Apollo 11 Landing’s 40th Anniversary Celebrated, New Footage Released

Forty years ago today, on July 21, 1969 humans reached the moon for the first time.  Astronaut Neil Armstrong from the cockpit of NASA’s Apollo 11 Lunar Lander leaped into history books with the famous words, “Houston, Tranquility Base here. The Eagle has landed.”

The mission was the third to the moon, but the first to land, a significant milestone (Apollo 8 and Apollo 10 had reached Moon orbit).  It would be succeeded by 5 more manned Apollo missions and then decades without manned spaceflight to the celestial body.  In honor of the anniversary, crewmembers aboard the Space Shuttle Endeavour, currently docked with International Space Station, will complete a 6.5 hour spacewalk.

Astronauts Dave Wolf and Tom Marshburn will complete the space walk.  Meanwhile ISS residents Gennady Padalka and Frank DeWinne will enjoy less ceremonious duties — repairing the Waste Hygiene Compartment toilet in the space station’s Destiny laboratory.  An important pump in the toilet failed Sunday.

The Endeavour’s launch was delayed several times due to weather.  At last in space, the Shuttle’s crew will work to complete construction of Japan’s Kibo space laboratory during the 17 day voyage.
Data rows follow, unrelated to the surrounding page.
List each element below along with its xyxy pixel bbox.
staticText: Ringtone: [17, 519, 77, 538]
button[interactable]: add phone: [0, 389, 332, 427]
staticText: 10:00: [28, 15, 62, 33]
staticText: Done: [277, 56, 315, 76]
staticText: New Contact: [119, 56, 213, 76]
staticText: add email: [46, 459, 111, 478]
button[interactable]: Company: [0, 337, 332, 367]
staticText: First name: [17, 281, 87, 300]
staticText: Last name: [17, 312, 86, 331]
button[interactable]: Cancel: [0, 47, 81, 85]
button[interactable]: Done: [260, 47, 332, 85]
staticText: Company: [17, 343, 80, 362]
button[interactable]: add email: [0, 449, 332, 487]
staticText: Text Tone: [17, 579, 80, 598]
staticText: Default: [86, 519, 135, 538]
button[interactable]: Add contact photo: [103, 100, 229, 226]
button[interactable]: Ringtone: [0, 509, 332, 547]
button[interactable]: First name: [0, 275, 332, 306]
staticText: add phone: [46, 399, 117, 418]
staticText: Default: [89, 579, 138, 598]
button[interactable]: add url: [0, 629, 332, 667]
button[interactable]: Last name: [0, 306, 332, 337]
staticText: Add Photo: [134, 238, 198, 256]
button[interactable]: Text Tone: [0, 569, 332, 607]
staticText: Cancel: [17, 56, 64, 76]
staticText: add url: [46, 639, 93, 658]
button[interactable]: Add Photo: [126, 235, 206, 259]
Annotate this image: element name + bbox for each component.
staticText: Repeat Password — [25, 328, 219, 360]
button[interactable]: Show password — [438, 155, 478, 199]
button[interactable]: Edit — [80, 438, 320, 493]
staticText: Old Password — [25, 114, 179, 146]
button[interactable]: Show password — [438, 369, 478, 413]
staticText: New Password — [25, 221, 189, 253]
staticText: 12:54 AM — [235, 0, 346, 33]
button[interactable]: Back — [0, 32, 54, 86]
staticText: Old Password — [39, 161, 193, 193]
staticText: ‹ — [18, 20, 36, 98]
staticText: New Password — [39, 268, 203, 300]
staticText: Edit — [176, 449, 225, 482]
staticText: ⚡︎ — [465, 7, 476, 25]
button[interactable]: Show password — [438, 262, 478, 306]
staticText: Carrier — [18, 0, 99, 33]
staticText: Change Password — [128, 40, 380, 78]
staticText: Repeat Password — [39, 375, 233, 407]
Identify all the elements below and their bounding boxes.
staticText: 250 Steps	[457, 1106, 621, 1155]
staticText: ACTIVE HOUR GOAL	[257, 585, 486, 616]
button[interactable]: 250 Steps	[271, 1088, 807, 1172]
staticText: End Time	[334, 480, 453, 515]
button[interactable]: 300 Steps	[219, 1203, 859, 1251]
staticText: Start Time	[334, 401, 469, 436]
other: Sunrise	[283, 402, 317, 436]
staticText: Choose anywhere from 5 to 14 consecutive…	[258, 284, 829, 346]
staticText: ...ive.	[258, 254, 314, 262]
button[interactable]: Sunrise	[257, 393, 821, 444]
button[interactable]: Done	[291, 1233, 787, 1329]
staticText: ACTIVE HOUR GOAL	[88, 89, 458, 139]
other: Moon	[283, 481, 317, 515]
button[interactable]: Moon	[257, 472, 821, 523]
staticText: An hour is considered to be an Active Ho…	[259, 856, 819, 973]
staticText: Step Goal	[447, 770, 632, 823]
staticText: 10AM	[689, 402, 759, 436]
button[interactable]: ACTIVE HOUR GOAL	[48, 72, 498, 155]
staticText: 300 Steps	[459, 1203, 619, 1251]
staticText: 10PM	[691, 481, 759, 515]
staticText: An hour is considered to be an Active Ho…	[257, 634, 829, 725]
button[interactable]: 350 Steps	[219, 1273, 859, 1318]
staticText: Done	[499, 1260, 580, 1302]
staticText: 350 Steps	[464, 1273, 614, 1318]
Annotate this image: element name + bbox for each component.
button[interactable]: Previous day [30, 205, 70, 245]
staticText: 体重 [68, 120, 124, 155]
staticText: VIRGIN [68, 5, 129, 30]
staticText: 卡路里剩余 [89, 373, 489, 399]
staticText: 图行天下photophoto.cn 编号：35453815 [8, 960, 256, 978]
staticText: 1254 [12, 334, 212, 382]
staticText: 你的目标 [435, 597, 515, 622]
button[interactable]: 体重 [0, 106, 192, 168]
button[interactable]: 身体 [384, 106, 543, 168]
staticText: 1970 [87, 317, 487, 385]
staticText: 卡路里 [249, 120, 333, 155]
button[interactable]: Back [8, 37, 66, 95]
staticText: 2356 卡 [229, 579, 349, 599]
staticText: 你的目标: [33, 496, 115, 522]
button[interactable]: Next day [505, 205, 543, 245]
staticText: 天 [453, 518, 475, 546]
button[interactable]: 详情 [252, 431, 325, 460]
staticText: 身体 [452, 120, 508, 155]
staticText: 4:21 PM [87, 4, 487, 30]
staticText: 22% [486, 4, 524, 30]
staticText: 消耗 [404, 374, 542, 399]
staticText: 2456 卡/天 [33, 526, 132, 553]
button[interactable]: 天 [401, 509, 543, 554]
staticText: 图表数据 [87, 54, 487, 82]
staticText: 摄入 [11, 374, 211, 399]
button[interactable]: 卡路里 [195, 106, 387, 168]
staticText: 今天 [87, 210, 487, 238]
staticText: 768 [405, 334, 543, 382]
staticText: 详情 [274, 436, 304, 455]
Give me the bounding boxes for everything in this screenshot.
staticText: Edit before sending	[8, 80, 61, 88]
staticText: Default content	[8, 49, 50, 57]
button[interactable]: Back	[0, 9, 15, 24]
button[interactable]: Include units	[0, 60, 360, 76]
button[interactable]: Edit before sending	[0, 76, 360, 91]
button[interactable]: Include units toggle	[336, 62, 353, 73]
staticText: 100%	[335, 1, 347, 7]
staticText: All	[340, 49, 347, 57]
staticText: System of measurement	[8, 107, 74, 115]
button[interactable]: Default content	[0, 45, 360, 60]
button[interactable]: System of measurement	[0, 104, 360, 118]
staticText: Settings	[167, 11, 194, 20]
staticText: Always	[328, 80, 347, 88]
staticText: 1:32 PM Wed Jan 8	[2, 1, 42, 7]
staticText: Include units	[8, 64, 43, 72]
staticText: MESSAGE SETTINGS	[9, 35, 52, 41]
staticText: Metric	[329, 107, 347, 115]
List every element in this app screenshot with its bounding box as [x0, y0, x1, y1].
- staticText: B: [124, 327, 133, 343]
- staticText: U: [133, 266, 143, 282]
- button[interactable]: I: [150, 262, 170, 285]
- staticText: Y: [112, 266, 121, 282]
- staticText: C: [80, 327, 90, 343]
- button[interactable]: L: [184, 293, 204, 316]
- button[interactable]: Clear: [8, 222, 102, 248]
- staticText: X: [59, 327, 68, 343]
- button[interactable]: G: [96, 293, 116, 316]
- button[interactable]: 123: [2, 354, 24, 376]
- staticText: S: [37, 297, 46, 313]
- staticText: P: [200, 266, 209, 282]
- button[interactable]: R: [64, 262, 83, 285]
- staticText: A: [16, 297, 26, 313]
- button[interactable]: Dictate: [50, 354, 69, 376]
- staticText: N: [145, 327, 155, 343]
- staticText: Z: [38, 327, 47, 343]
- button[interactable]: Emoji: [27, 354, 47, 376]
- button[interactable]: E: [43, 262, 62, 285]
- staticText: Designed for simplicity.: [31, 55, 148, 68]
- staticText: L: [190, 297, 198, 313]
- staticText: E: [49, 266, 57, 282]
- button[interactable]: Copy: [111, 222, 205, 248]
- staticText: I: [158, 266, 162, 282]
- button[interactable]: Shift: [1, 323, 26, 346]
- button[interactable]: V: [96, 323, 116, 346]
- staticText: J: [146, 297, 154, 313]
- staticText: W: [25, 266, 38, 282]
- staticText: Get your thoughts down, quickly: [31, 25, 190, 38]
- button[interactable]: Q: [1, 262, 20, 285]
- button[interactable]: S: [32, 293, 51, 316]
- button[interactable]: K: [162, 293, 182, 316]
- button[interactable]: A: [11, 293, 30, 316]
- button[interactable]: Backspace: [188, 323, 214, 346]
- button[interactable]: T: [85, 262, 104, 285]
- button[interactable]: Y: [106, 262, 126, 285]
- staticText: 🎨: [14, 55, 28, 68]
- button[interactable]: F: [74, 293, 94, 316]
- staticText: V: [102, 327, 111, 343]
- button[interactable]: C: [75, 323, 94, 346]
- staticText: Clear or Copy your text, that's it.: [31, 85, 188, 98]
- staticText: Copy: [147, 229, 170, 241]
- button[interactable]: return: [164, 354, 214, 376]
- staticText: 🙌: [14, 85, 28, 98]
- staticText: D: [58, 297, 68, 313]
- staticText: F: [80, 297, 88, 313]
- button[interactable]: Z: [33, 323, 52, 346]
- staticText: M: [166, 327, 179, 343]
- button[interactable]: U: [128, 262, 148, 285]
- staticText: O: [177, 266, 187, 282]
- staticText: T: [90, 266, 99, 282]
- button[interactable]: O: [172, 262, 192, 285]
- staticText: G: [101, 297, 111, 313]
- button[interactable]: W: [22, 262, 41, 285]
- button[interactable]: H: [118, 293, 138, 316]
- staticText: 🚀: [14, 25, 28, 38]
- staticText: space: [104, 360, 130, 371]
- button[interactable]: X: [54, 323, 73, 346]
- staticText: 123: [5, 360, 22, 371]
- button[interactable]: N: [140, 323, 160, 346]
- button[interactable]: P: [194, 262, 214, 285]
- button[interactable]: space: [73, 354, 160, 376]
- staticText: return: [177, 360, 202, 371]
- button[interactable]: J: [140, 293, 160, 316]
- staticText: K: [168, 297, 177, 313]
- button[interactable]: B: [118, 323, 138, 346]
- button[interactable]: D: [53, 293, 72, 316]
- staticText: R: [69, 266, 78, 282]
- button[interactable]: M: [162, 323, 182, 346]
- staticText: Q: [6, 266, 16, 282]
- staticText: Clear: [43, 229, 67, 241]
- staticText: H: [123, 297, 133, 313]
In other Apollo 11 anniversary news, partially restored versions of the compressed signal sent to Mission Control in Houston from three ground receiving stations in California and Australia were released on Friday. 

The video was not the fabled “lost” moon tapes some had hoped for — those tapes of the high quality raw feeded were apparently taped over on accident.  In the 1970s and 1980s NASA had a shortage of tapes due to lack of budget and taped over approximately 200,000 of its tapes — the high-quality footage was apparently among those lost.  The newly released footage does add more details than the existing videos, such as Neil Armstrong’s face visor, too blurry to be seen in the original video.  A reflection can be seen in the visor.

The restoration is costing $230,000 and the released footage represents 40 percent of the final project.  Perhaps to silence would-be moon landing conspiracy theorists, NASA senior engineer Dick Nafzger, who’s in charge of the restoration project remarked, “There’s nothing being created; there’s nothing being manufactured.”